A routine throw from the shortstop to the first basemen only looks routine because he's practiced it, oh, about a million times in his life.

But Leyland makes teams win. He’s personally intense, but in a feet-on-the-desk kind of way. In an age in which managers talk increasingly like CEOs, he’s gnarly and lean, his speech is peppered with profanities, and he’s so far managed to live 61 years without hearing the news that tobacco is bad for your health.

A real man's man, that Leyland. I bet he even eats nails for breakfast. Maybe that's why for his managing career, entering this season, his win-loss record was 1069-1131, a winning percentage of .486. Because a real badass doesn't need to win games to prove how great a manager he is.

2 Comments:

  • Celizic doesn't come close to saying this, but couldn't the point be made that Leyland and his coaching staff have helped the Tigers improve the statistics you cite?

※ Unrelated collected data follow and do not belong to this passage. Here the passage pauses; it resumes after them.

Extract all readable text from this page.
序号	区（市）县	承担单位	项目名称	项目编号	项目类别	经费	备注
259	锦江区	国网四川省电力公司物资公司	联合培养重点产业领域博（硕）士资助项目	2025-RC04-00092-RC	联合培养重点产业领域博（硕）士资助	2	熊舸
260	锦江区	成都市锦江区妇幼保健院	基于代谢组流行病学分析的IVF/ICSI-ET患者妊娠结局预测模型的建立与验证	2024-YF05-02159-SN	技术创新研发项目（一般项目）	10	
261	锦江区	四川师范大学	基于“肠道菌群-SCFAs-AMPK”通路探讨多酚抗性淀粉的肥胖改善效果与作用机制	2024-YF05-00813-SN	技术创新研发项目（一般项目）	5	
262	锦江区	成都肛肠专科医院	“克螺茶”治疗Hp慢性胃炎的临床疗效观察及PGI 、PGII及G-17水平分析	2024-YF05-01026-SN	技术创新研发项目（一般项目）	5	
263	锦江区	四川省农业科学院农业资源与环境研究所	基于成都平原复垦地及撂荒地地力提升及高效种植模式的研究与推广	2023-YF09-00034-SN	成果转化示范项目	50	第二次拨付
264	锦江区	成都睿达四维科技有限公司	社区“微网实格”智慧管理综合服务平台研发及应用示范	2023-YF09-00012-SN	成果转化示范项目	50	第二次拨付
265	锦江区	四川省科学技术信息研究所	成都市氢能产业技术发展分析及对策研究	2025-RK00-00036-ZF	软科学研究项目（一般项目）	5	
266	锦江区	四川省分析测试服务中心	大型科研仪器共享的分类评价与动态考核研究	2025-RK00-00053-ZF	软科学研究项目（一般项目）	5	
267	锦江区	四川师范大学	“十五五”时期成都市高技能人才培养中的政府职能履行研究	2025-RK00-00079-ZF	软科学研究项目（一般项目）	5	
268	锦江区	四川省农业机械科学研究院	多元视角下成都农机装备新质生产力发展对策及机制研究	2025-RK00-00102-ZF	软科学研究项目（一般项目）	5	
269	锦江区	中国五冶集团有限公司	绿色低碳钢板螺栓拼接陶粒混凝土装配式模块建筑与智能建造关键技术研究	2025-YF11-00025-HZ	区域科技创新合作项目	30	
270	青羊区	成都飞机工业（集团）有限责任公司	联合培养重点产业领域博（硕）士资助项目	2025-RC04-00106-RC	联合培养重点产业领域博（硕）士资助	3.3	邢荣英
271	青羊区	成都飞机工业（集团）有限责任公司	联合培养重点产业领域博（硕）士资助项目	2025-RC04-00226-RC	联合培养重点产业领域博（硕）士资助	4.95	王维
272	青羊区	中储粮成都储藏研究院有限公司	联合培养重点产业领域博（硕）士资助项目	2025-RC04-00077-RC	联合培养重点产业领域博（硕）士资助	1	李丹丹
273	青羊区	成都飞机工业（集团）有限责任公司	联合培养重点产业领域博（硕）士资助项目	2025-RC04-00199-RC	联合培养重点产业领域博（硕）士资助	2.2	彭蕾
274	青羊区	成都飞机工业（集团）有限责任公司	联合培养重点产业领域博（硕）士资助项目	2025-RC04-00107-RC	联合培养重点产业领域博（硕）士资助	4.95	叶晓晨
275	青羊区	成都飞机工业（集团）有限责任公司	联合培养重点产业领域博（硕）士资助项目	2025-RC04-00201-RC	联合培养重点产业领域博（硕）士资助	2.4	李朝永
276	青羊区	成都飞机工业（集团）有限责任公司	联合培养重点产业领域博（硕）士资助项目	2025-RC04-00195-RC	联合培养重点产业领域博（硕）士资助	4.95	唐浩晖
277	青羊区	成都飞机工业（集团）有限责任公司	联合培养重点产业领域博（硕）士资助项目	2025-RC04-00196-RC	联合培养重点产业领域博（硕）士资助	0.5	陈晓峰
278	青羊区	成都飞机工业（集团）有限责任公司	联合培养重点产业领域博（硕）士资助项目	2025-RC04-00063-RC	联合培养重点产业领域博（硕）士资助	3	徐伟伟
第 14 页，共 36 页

    By Blogger Benny Friedman, at 4:00 PM  

  • I highly doubt Leyland has done much besides play the best players available to him. There are any number of variables which may have contributed to the success of the Detroit Tigers. To attribute it solely to the hiring of a manager is absurdly simplistic. That is the point I was trying to prove in this post. Also, let's not forget many of the Detroit Tigers are in their prime years. Maybe Leyland was more lucky than anything else in managing a team with its stars entering their primes.